NVIDIA/故障排除

来自 Arch Linux 中文维基
(重定向自NVIDIA/Troubleshooting

显示故障(出现六个小屏幕的问题)[编辑 | 编辑源代码]

对于一些用户,使用 GeForce GT 100M 时,在 X 启动后屏幕显示会出现故障。显示了 6 个 分辨率限制在 640x480 的小屏幕。 Quadro 2000 和高分辨率显示器最近也出现了同样的问题。

要解决此问题,请在 Device 节中启用验证模式 NoTotalSizeCheck

Section "Device"
 ...
 Option "ModeValidation" "NoTotalSizeCheck"
 ...
EndSection

'/dev/nvidia0' input/output error[编辑 | 编辑源代码]

本文或本章节的事实准确性存在争议。

原因: Verify that the BIOS related suggestions work and are not coincidentally set while troubleshooting.(在 Talk:NVIDIA/故障排除#'/dev/nvidia0' Input/Output error... suggested fixes 中讨论)

出现此错误的原因可能多种多样,针对此错误给出的最常见解决方案是检查组 / 文件权限,但这在几乎所有情况下都不是问题所在。NVIDIA 文档没有详细说明如何纠正此问题,但有一些方法对某些人有效。问题可能出在与其他设备的 IRQ 冲突、内核或 BIOS 的错误路由等。

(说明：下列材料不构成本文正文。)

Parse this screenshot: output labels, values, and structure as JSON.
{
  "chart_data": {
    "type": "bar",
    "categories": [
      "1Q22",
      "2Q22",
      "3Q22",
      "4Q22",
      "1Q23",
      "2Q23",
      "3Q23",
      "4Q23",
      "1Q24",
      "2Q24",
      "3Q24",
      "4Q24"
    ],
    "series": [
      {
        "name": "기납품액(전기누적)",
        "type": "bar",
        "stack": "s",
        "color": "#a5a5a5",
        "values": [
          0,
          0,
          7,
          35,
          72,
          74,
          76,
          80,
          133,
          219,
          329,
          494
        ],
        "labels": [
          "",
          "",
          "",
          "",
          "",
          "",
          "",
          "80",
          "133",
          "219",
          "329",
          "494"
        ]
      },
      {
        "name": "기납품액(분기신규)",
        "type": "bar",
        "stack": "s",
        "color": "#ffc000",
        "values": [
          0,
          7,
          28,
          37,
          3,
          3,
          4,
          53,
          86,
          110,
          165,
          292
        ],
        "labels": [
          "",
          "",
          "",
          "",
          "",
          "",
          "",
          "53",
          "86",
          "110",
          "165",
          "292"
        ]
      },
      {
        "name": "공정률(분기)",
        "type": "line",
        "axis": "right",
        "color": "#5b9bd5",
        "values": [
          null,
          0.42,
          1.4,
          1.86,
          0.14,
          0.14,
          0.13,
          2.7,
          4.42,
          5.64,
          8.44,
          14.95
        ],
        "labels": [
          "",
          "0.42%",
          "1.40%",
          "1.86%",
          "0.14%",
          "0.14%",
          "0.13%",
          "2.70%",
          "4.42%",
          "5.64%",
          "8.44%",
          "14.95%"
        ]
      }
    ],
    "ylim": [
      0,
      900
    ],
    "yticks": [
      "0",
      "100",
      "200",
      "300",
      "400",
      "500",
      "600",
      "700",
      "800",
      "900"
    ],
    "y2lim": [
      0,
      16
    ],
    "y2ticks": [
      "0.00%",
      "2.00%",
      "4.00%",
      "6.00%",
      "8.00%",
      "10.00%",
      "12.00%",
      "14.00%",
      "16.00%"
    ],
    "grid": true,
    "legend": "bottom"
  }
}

首先要尝试的是移除其他视频设备,比如采集卡,看看问题是否会消失。如果在同一个系统上有太多的视频处理器,它可能导致内核无法启动它们,因为视频控制器会有内存分配问题。特别是在显存较小的的系统上,即使只有一个视频处理器,也可能发生这种情况。在这种情况下,您应该找出系统的视频内存量(例如,通过使用lspci -v 命令),并将分配参数传递给内核。例如,对于 32 位内核,您可以设置:

vmalloc=384M

如果运行 64 位内核,驱动程序缺陷可能导致 NVIDIA 模块在 IOMMU 打开时无法初始化。在 BIOS 中关闭它已被确认对一些用户有效。 [1]User:Clickthem#nvidia module

另一件要尝试的事情是将 BIOS IRQ 路由从 Operating system controlled 更改为 BIOS controlled 或其他方式。前者可以通过使用内核参数来设置:

PCI=biosirq

noacpi 内核参数也是解决方案之一,但是因为它会完全禁用 ACPI,所以应该谨慎使用。有些硬件很容易因过热而损坏。

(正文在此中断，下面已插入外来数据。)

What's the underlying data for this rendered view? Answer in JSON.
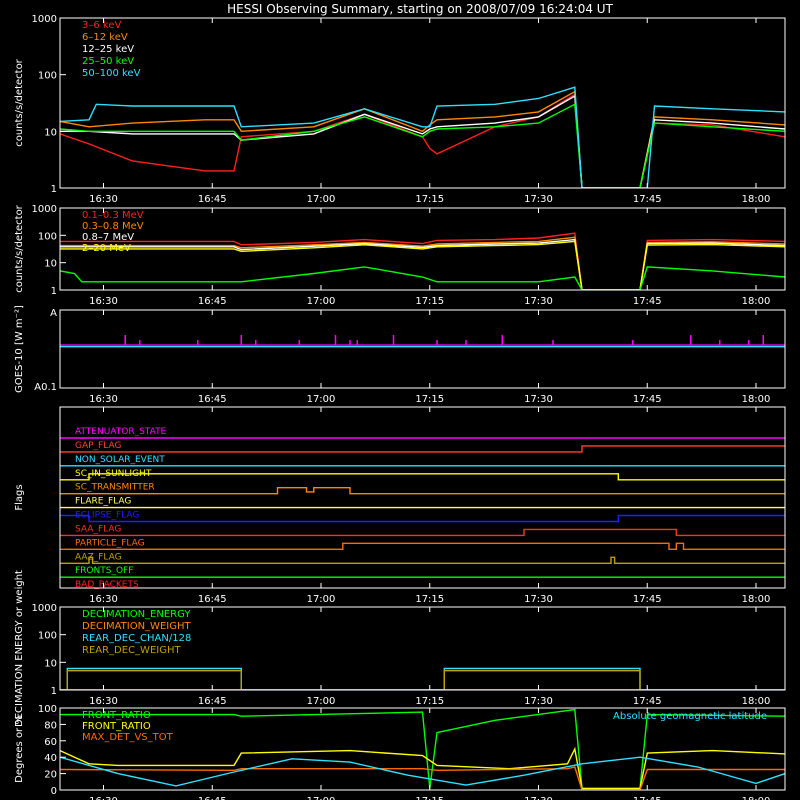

注意: 内核参数可以通过内核命令行或引导加载程序配置文件传递。有关详细信息,请参阅您使用的 bootloader 的 Wiki 页面。

常见崩溃排障[编辑 | 编辑源代码]

  • 尝试在 xorg.conf 中禁用 RenderAccel
  • 如果 Xorg 输出关于 "conflicting memory type""failed to allocate primary buffer: out of memory" 的错误,或者在使用 nvidia-96xx 驱动程序时出现“Signal 11”错误并崩溃,请将 nopat 添加到 内核参数 中。
  • 如果 NVIDIA 编译器提示当前 GCC 版本与编译内核时使用的版本不一致,请把以下内容添加到 /etc/profile 中:
export IGNORE_CC_MISMATCH=1
  • 如果全屏应用程序冻结或崩溃,请尝试在桌面环境的设置中启用 Display CompositingDirect fullscreen rendering 选项。

驱动升级后性能不佳[编辑 | 编辑源代码]

如果新驱动的 FPS 比旧驱动低,检查直接渲染是否已经启动。(glxinfo 程序包含在 mesa-utils 软件包中):

$ glxinfo | grep direct

如果命令输出 :

direct rendering: No

您可能需要降级驱动并重启。

避免屏幕撕裂[编辑 | 编辑源代码]

注意: 据报道,这会降低某些 OpenGL 应用程序的性能,并可能在 WebGL 中产生问题。它还大大增加了加载驱动的耗时 (NVIDIA Support Thread).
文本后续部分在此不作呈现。